Самад послушно перечислил разрушения.

– Дело не в окнах, они что надо, сам вставлял. Это рамы. Небось на раз повылетали из этих хлипких стен.

Самад был вынужден с ним согласиться.

– Самое худшее еще впереди, помяни мое слово. Ладно, сделанного не воротишь. Клара и Айри на кухне. Мы зажгли бунзеновскую горелку, скоро жратва подоспеет. Как бушует‑то, а? Телефон не работает. Электричество тоже. Никогда такого не было.

На кухне царило неестественное спокойствие. Клара помешивала бобы, тихонько напевая мелодию из «Солдат Буффало». Айри, склонившись над блокнотом, самозабвенно писала типичный дневник тринадцатилетнего подростка:

 

20:30. Пришел Миллат. Красавчик, конечно, но такой несносный! Джинсы, как всегда, в облипку. На меня и не смотрит (разве что КАК НА ДРУГА). Я влюблена в идиота (глупо!). Вот бы ему мозги, как у братца… мечты, мечты. Детская любовь и детская пухлость – увы и ах! Буря не утихает. Ну все, надо идти. Допишу как‑нибудь потом.

 

– Приветик, – сказал Миллат.

– Приветик, – сказала Айри.

– Кошмар, да?

– Ага, с ума сойти.

– У отца нервный приступ. Дом в клочки разнесло.

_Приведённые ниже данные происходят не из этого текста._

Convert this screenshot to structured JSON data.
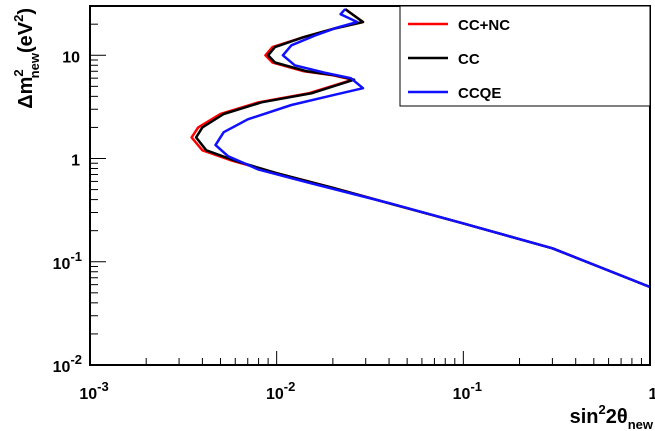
{
  "chart_data": {
    "type": "line",
    "title": "",
    "x_axis": {
      "scale": "log",
      "range": [
        0.001,
        1
      ],
      "label_parts": [
        "sin",
        "2",
        "2θ",
        "new"
      ],
      "ticks": [
        {
          "value": 0.001,
          "base": "10",
          "exp": "-3"
        },
        {
          "value": 0.01,
          "base": "10",
          "exp": "-2"
        },
        {
          "value": 0.1,
          "base": "10",
          "exp": "-1"
        },
        {
          "value": 1,
          "base": "1",
          "exp": ""
        }
      ]
    },
    "y_axis": {
      "scale": "log",
      "range": [
        0.01,
        30
      ],
      "label_parts": [
        "Δm",
        "2",
        "new",
        "(eV",
        "2",
        ")"
      ],
      "ticks": [
        {
          "value": 0.01,
          "base": "10",
          "exp": "-2"
        },
        {
          "value": 0.1,
          "base": "10",
          "exp": "-1"
        },
        {
          "value": 1,
          "base": "1",
          "exp": ""
        },
        {
          "value": 10,
          "base": "10",
          "exp": ""
        }
      ]
    },
    "grid": false,
    "legend_position": "top-right",
    "series": [
      {
        "name": "CC+NC",
        "color": "#ff0000",
        "points": [
          [
            0.0233,
            28.0
          ],
          [
            0.029,
            21.0
          ],
          [
            0.02,
            18.0
          ],
          [
            0.014,
            15.0
          ],
          [
            0.0095,
            12.0
          ],
          [
            0.0087,
            10.0
          ],
          [
            0.0095,
            8.5
          ],
          [
            0.014,
            7.0
          ],
          [
            0.02,
            6.4
          ],
          [
            0.0255,
            5.8
          ],
          [
            0.015,
            4.3
          ],
          [
            0.008,
            3.5
          ],
          [
            0.005,
            2.7
          ],
          [
            0.0038,
            2.0
          ],
          [
            0.0035,
            1.6
          ],
          [
            0.004,
            1.2
          ],
          [
            0.0058,
            0.95
          ],
          [
            0.01,
            0.72
          ],
          [
            0.02,
            0.52
          ],
          [
            0.05,
            0.33
          ],
          [
            0.1,
            0.235
          ],
          [
            0.3,
            0.135
          ],
          [
            1.0,
            0.057
          ]
        ]
      },
      {
        "name": "CC",
        "color": "#000000",
        "points": [
          [
            0.0233,
            28.0
          ],
          [
            0.029,
            21.0
          ],
          [
            0.02,
            18.0
          ],
          [
            0.014,
            15.0
          ],
          [
            0.0098,
            12.0
          ],
          [
            0.009,
            10.0
          ],
          [
            0.0098,
            8.5
          ],
          [
            0.0145,
            7.0
          ],
          [
            0.0205,
            6.4
          ],
          [
            0.026,
            5.8
          ],
          [
            0.0155,
            4.3
          ],
          [
            0.0083,
            3.5
          ],
          [
            0.0052,
            2.7
          ],
          [
            0.004,
            2.0
          ],
          [
            0.0037,
            1.6
          ],
          [
            0.0042,
            1.2
          ],
          [
            0.006,
            0.95
          ],
          [
            0.01,
            0.72
          ],
          [
            0.02,
            0.52
          ],
          [
            0.05,
            0.33
          ],
          [
            0.1,
            0.235
          ],
          [
            0.3,
            0.135
          ],
          [
            1.0,
            0.057
          ]
        ]
      },
      {
        "name": "CCQE",
        "color": "#1010ff",
        "points": [
          [
            0.0233,
            28.0
          ],
          [
            0.022,
            25.0
          ],
          [
            0.027,
            21.0
          ],
          [
            0.021,
            18.5
          ],
          [
            0.016,
            15.5
          ],
          [
            0.012,
            12.5
          ],
          [
            0.0108,
            10.0
          ],
          [
            0.0125,
            8.0
          ],
          [
            0.018,
            6.8
          ],
          [
            0.025,
            6.0
          ],
          [
            0.029,
            4.8
          ],
          [
            0.02,
            4.1
          ],
          [
            0.012,
            3.3
          ],
          [
            0.007,
            2.4
          ],
          [
            0.0052,
            1.8
          ],
          [
            0.0047,
            1.35
          ],
          [
            0.0055,
            1.05
          ],
          [
            0.008,
            0.78
          ],
          [
            0.015,
            0.58
          ],
          [
            0.04,
            0.37
          ],
          [
            0.1,
            0.235
          ],
          [
            0.3,
            0.135
          ],
          [
            1.0,
            0.057
          ]
        ]
      }
    ]
  }
}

– Еще бы. Мы здесь тоже на ушах стояли.

– Хотел бы я знать, что бы вы без меня делали, молодая леди, – заметил Арчи, вгоняя очередной гвоздь в какую‑то фанеру. – Это самый защищенный дом во всем Уиллздене, так‑то. Даже не скажешь, что за окном буря.

– Да, – протянул Миллат, успевший бросить прощальный взволнованный взгляд на апоплексические деревья в раме, пока Арчи окончательно не заколотил небо деревяшками. – В том‑то и беда.

Самад схватил его за ухо.

– Не наглей, парень. Мы знаем, что делаем. Разве ты не в курсе, в каких нам с Арчибальдом довелось побывать передрягах? Для того, кто впятером теснился в танке в самой гуще сражения, каждую секунду рискуя жизнью среди пуль, едва не чиркающих о задницу, и в этих немыслимых условиях умудрялся брать в плен врага, – ураган, доложу я тебе, просто тьфу, мелочь. Он может пережить… да, да, безумно смешно, – промямлил Самад, заметив, что дети и жены как один симулировали нарколепсию. – Кто будет бобы? Подставляйте тарелки.

– Опять за свое, – сказала Алсана. – Веселенький у нас будет вечер, если старая боевая кляча примется за свои россказни.

– Давай‑давай, Сэм, – подмигнул ему Арчи. – Расскажи нам историйку о Мангале Панде. Вот смеху будет!

– О не‑е‑ет, – взмолилась вся честная компания, тыкая ребром ладони в горло и хрипя.

– Жизнь Мангала Панде, – возмутился Самад, – не повод для смеха. Он соль жизни, отец современной Индии, большая шишка в истории. Где бы мы без него были?

Алсана фыркнула.

– Большая и толстая дырка от бублика. Каждый дурак знает, что большая шишка у нас Ганди. Или Неру. Может, еще Акбар,[56]но он горбатый и носатый, мне он никогда не нравился.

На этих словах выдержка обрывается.